The difference in response between the PD-L1-positive and PD-L1-negative groups is interesting because in prior studies of other types of cancer, PD-L1 levels generally have not been a good predictor of how well someone will respond.

Loi’s team also found that the presence of TILs at baseline predicted better response. About one in four women in the PD-L1-positive group had a tumor TIL level of at least 5 percent. Overall response rates reached 39 percent for high-TIL women, compared with only 5 percent for low-TIL women.

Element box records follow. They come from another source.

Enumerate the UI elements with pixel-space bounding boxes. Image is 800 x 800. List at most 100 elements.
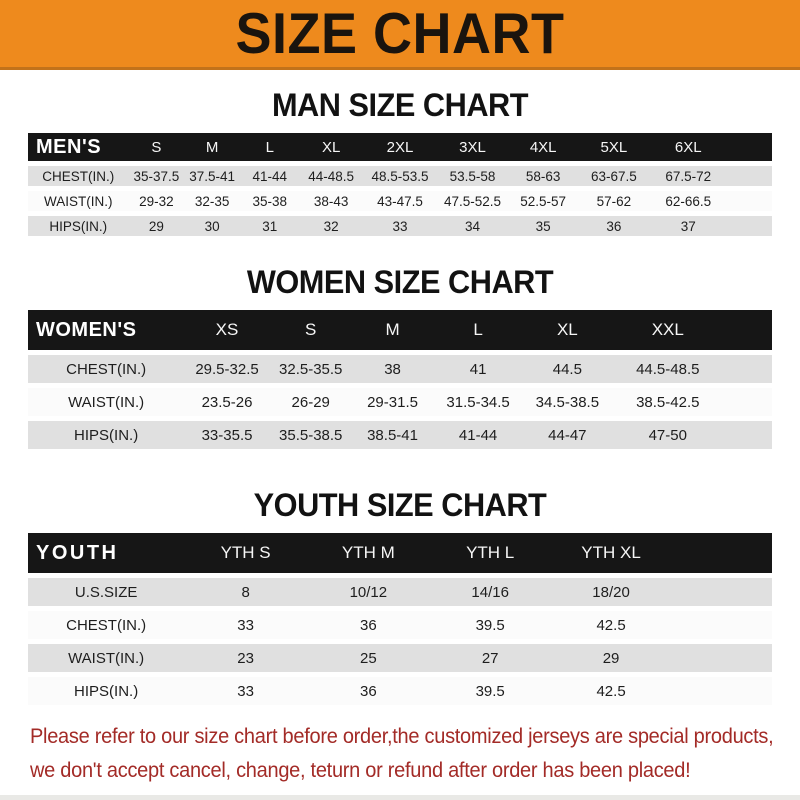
- size-value-cell: 8: [184, 578, 307, 606]
- measurement-label: HIPS(IN.): [28, 421, 185, 449]
- size-chart-banner: SIZE CHART: [0, 0, 800, 70]
- size-column-header: YTH S: [184, 533, 307, 573]
- size-value-cell: 42.5: [550, 611, 672, 639]
- size-value-cell: 41-44: [433, 421, 523, 449]
- size-value-cell: 67.5-72: [649, 166, 728, 186]
- size-column-header: L: [433, 310, 523, 350]
- measurement-row: CHEST(IN.) 29.5-32.5 32.5-35.5 38 41 44.5 44.5…: [28, 355, 772, 383]
- size-value-cell: 29-32: [128, 191, 185, 211]
- size-value-cell: 29-31.5: [351, 388, 434, 416]
- size-column-header: YTH XL: [550, 533, 672, 573]
- size-value-cell: 41-44: [240, 166, 300, 186]
- measurement-label: CHEST(IN.): [28, 355, 185, 383]
- size-value-cell: 35.5-38.5: [269, 421, 352, 449]
- measurement-label: WAIST(IN.): [28, 191, 129, 211]
- size-value-cell: 33: [184, 611, 307, 639]
- row-pad-cell: [723, 355, 772, 383]
- men-section: MAN SIZE CHART MEN'S S M L XL 2XL 3XL 4XL 5XL 6XL…: [0, 87, 800, 241]
- size-value-cell: 29: [128, 216, 185, 236]
- size-value-cell: 47-50: [611, 421, 724, 449]
- size-value-cell: 32.5-35.5: [269, 355, 352, 383]
- men-section-title: MAN SIZE CHART: [271, 87, 529, 123]
- bottom-edge-strip: [0, 795, 800, 800]
- measurement-label: WAIST(IN.): [28, 644, 185, 672]
- measurement-row: CHEST(IN.) 33 36 39.5 42.5: [28, 611, 772, 639]
- size-column-header: XS: [184, 310, 270, 350]
- size-value-cell: 29: [550, 644, 672, 672]
- measurement-label: U.S.SIZE: [28, 578, 185, 606]
- size-table-header-row: YOUTH YTH S YTH M YTH L YTH XL: [28, 533, 772, 573]
- size-column-header: 4XL: [507, 133, 579, 161]
- size-column-header: XXL: [611, 310, 724, 350]
- size-value-cell: 27: [429, 644, 551, 672]
- size-value-cell: 48.5-53.5: [362, 166, 438, 186]
- size-value-cell: 35: [507, 216, 579, 236]
- size-value-cell: 10/12: [306, 578, 430, 606]
- size-value-cell: 32: [299, 216, 363, 236]
- table-group-label: WOMEN'S: [28, 310, 185, 350]
- size-value-cell: 39.5: [429, 611, 551, 639]
- youth-size-table: YOUTH YTH S YTH M YTH L YTH XL U.S.SIZE 8 10/12…: [28, 528, 772, 710]
- youth-section: YOUTH SIZE CHART YOUTH YTH S YTH M YTH L YTH…: [0, 487, 800, 710]
- size-column-header: S: [128, 133, 185, 161]
- row-pad-cell: [671, 644, 772, 672]
- size-value-cell: 58-63: [507, 166, 579, 186]
- size-value-cell: 43-47.5: [362, 191, 438, 211]
- measurement-label: CHEST(IN.): [28, 166, 129, 186]
- size-value-cell: 44-47: [522, 421, 612, 449]
- measurement-label: WAIST(IN.): [28, 388, 185, 416]
- size-column-header: M: [184, 133, 241, 161]
- size-column-header: 5XL: [578, 133, 650, 161]
- table-group-label: MEN'S: [28, 133, 129, 161]
- size-value-cell: 36: [306, 677, 430, 705]
- size-value-cell: 34.5-38.5: [522, 388, 612, 416]
- size-column-header: YTH M: [306, 533, 430, 573]
- measurement-row: U.S.SIZE 8 10/12 14/16 18/20: [28, 578, 772, 606]
- size-value-cell: 36: [306, 611, 430, 639]
- size-value-cell: 31: [240, 216, 300, 236]
- disclaimer-line-2: we don't accept cancel, change, teturn o…: [30, 758, 691, 782]
- disclaimer: Please refer to our size chart before or…: [30, 724, 800, 783]
- size-value-cell: 23.5-26: [184, 388, 270, 416]
- disclaimer-line-1: Please refer to our size chart before or…: [30, 724, 774, 748]
- youth-section-title: YOUTH SIZE CHART: [253, 487, 547, 523]
- size-column-header: YTH L: [429, 533, 551, 573]
- size-value-cell: 30: [184, 216, 241, 236]
- size-column-header: 6XL: [649, 133, 728, 161]
- size-column-header: XL: [522, 310, 612, 350]
- banner-title: SIZE CHART: [235, 1, 565, 66]
- size-value-cell: 47.5-52.5: [437, 191, 508, 211]
- size-value-cell: 41: [433, 355, 523, 383]
- size-table-header-row: WOMEN'S XS S M L XL XXL: [28, 310, 772, 350]
- size-value-cell: 34: [437, 216, 508, 236]
- size-value-cell: 32-35: [184, 191, 241, 211]
- measurement-row: HIPS(IN.) 33-35.5 35.5-38.5 38.5-41 41-44 44-…: [28, 421, 772, 449]
- measurement-label: HIPS(IN.): [28, 677, 185, 705]
- row-pad-cell: [727, 191, 772, 211]
- size-column-header: XL: [299, 133, 363, 161]
- size-value-cell: 57-62: [578, 191, 650, 211]
- measurement-row: WAIST(IN.) 23 25 27 29: [28, 644, 772, 672]
- women-size-table: WOMEN'S XS S M L XL XXL CHEST(IN.) 29.5-32.5 32.5…: [28, 305, 772, 454]
- size-value-cell: 38.5-42.5: [611, 388, 724, 416]
- size-column-header: 3XL: [437, 133, 508, 161]
- size-column-header: M: [351, 310, 434, 350]
- measurement-label: CHEST(IN.): [28, 611, 185, 639]
- size-value-cell: 29.5-32.5: [184, 355, 270, 383]
- row-pad-cell: [671, 611, 772, 639]
- size-value-cell: 52.5-57: [507, 191, 579, 211]
- women-section: WOMEN SIZE CHART WOMEN'S XS S M L XL XXL CHEST(…: [0, 264, 800, 454]
- size-value-cell: 38-43: [299, 191, 363, 211]
- size-value-cell: 39.5: [429, 677, 551, 705]
- size-value-cell: 38: [351, 355, 434, 383]
- size-value-cell: 53.5-58: [437, 166, 508, 186]
- size-value-cell: 33: [184, 677, 307, 705]
- row-pad-cell: [723, 421, 772, 449]
- measurement-row: WAIST(IN.) 23.5-26 26-29 29-31.5 31.5-34.5 34…: [28, 388, 772, 416]
- table-group-label: YOUTH: [28, 533, 185, 573]
- header-pad-cell: [671, 533, 772, 573]
- size-column-header: 2XL: [362, 133, 438, 161]
- row-pad-cell: [723, 388, 772, 416]
- size-value-cell: 44.5: [522, 355, 612, 383]
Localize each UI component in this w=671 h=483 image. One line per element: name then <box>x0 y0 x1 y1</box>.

Loi said that women with an advanced HER2-positive breast cancer who have used prior treatments usually have tumors with poor immunogenicity, meaning T cells are not drawn to attack them. Although some patients at this stage still have enough immune response left to boost, Loi suggested that starting a checkpoint inhibitor sooner would offer a better chance of a good response.

“This proof-of-principle study suggests that immune evasion is a mechanism of resistance to trastuzumab and contributes to disease progression in advanced HER2-positive breast cancer,” Loi said in a SABCS press release. “Our results suggest that PD-1 inhibition is likely to become part of the treatment armamentarium of HER2-positive disease in the future.”